Scientists at Osaka University have discovered a potential marker within our DNA that could be used to predict complex diseases such as schizophrenia and even autism.
Currently, predicting these two diseases in asymptomatic patients is almost impossible.
However the team at Osaka decided to look for what would essentially be a needle in a haystack, a small genetic mutation that could be associated with both.
That’s exactly what they found. By closely studying a single gene in over 7000 patients with schizophrenia and autism and neither they were able to find a miniature but key difference.
What they found was a single mutation which manifested as an amino acid switch from alanine to threonine.
“Rare variants alter gene function but occur at low frequency in a population. They are of high interest for the study of complex diseases that have no clear mutational cause,” explains Osaka University Professor Toshihide Yamashita, who added the alanine threonine substitution was a rare variant.
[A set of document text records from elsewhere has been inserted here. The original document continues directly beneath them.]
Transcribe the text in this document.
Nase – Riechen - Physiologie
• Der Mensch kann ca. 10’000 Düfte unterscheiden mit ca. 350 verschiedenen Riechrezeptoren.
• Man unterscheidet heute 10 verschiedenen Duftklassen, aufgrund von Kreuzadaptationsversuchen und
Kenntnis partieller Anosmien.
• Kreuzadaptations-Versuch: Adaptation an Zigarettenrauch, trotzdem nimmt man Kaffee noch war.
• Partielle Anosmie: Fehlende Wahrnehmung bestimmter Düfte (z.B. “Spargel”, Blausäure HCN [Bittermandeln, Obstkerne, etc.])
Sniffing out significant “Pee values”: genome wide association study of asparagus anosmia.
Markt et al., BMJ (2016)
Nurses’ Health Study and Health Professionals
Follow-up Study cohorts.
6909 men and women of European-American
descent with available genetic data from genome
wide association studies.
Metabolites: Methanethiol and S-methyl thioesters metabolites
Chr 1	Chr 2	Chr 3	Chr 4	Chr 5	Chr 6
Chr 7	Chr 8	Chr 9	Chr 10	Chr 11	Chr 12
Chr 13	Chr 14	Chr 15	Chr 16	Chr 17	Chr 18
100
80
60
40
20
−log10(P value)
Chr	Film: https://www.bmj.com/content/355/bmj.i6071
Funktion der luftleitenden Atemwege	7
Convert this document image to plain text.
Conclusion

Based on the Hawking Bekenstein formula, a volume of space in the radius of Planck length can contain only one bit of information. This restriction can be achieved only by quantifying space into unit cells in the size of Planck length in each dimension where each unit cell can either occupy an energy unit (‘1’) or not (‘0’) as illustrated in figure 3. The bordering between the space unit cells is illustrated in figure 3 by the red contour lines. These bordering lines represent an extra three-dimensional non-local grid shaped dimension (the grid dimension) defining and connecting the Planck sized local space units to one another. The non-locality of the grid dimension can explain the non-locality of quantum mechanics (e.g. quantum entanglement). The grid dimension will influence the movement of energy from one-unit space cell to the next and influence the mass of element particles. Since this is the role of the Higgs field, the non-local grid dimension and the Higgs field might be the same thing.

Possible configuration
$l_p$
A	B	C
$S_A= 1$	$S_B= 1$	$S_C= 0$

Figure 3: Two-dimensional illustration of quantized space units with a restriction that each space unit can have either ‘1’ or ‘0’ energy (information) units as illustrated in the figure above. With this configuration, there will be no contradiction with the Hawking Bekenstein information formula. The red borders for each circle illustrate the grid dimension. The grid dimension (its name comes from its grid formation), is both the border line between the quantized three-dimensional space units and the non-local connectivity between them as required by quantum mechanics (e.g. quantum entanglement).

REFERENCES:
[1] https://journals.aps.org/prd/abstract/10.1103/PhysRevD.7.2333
The amino acid switch within this single gene was more than enough to disrupt one of the gene’s key functions, to initiate cellular signalling.
According to Yamashita this is the first instance where scientists have been able to make a connection between a certain type of cell in the brain with neurodevelopment disorders.
As such he hopes that now the connection has been made, this could eventually lead to a reliable form of predictive diagnosis.
“There is no reliable way to diagnose schizophrenia or autism in asymptomatic patients. Deeper understanding of the genetic risk factors will help us develop preventative measures.” he said.
Autism currently affects around 1 in 100 in the UK, that’s around 700,000 people.
Known by some as the ‘hidden disability’ it can be difficult to diagnose and yet without the right support can lead to mental health problems.